Nella riunione del G8 di qualche
anno fa è stato il premier inglese Cameron a dettare l'agenda dichiarando
guerra ai Paradisi Fiscali. Se Cameron e Obama avevano posto il problema e, con
30 anni di ritardo, si erano convinti della necessità di condurre una lotta
seria all'evasione fiscale, alla corruzione e alla criminalità organizzata, è
perché i conti non tornavano. Per lo Stato, infatti, il saldo tra l'attrazione
di investimenti e la moltiplicazione di società esentasse o quasi, e l'evasione
fiscale anche da esportazione di capitali, è negativo.
A chi
chiedeva al prof Ukmar cosa si può fare
per neutralizzare i Paradisi fiscali, il grande fiscalista rispondeva: “Chiudeteli
tutti”. In subordine “è necessario mettere al bando gli operatori che li
usano”. Dei cinquecento miliardi sottratti ogni anno alle entrate dello Stato sembra che nessuno si
preoccupi, mentre la battaglia delle battaglie si fa sui vitalizi dei
parlamentari, costo 180 milioni all'anno.

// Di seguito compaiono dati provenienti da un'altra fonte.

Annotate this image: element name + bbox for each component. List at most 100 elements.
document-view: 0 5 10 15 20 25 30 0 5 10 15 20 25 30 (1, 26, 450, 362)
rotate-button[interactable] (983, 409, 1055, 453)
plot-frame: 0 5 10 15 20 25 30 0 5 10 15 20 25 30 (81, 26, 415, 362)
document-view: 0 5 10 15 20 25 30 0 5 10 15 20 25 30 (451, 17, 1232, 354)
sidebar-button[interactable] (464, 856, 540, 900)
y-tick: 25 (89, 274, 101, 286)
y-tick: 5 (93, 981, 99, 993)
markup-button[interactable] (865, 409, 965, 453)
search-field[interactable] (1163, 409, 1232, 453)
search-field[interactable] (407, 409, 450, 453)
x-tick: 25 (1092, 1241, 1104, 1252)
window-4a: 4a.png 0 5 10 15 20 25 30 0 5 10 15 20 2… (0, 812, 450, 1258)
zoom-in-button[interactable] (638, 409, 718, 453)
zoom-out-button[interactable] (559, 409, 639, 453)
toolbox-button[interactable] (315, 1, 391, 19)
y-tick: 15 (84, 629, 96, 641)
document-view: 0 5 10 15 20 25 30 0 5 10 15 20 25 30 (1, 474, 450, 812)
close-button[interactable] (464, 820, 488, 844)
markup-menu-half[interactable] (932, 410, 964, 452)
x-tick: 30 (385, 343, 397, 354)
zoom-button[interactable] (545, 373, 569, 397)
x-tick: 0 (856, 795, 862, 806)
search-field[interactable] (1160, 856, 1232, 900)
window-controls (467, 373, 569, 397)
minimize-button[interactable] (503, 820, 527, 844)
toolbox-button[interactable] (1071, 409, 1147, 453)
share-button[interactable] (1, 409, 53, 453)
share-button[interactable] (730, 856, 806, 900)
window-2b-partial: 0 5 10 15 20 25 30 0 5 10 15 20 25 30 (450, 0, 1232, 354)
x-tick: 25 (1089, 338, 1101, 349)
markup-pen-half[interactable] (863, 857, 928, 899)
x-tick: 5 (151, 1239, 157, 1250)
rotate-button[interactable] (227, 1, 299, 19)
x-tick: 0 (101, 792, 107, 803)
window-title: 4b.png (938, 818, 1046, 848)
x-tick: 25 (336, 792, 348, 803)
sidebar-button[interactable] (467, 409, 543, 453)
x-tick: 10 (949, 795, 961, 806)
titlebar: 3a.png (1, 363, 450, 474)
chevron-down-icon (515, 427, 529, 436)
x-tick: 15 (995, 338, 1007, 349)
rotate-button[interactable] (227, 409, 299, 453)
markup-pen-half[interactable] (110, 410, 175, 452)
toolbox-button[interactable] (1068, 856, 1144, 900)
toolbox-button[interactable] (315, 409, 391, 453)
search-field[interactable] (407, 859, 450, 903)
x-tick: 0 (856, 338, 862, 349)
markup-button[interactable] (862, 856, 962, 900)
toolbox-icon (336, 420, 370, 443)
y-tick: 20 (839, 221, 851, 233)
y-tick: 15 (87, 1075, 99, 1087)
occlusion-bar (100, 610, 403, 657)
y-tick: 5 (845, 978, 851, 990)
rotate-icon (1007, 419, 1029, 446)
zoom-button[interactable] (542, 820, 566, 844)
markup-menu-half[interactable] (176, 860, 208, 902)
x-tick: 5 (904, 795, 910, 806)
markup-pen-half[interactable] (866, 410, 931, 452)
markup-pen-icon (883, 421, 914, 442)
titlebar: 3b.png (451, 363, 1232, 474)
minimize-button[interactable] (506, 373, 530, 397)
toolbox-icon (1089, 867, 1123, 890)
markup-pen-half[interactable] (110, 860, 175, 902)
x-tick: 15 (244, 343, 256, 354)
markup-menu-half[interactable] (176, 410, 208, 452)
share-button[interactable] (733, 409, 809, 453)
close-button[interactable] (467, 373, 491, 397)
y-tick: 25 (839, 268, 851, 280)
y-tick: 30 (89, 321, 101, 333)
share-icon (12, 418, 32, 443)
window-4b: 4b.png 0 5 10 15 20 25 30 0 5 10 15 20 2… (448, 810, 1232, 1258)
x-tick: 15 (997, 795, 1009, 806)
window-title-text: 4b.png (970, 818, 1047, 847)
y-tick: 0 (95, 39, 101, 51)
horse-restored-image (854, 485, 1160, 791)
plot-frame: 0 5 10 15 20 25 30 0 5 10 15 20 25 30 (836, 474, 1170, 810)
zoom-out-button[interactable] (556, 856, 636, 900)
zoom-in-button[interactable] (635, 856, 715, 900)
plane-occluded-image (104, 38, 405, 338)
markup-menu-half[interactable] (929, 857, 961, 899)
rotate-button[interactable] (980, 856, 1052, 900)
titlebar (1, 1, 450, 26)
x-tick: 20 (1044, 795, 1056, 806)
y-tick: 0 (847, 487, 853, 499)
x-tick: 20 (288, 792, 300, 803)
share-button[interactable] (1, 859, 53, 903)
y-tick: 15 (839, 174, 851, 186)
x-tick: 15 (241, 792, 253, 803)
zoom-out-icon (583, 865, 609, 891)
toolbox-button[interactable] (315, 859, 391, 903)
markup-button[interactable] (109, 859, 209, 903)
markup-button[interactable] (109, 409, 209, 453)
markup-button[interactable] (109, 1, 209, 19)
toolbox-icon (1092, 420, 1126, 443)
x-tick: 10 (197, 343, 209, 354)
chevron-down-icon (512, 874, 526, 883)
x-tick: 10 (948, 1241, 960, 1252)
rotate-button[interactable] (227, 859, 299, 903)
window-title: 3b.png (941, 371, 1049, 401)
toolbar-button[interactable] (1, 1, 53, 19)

La conseguenza di dequalificare
ancora di più il Parlamento è da mettere in conto perché vi entreranno solo nullafacenti, disoccupati e
mascalzoni. Nessun professionista serio e preparato, infatti, chiuderà lo
studio per qualche anno o rinuncerà alla sua professione, con il rischio di
cambiare in peggio il tenore di vita personale e della famiglia.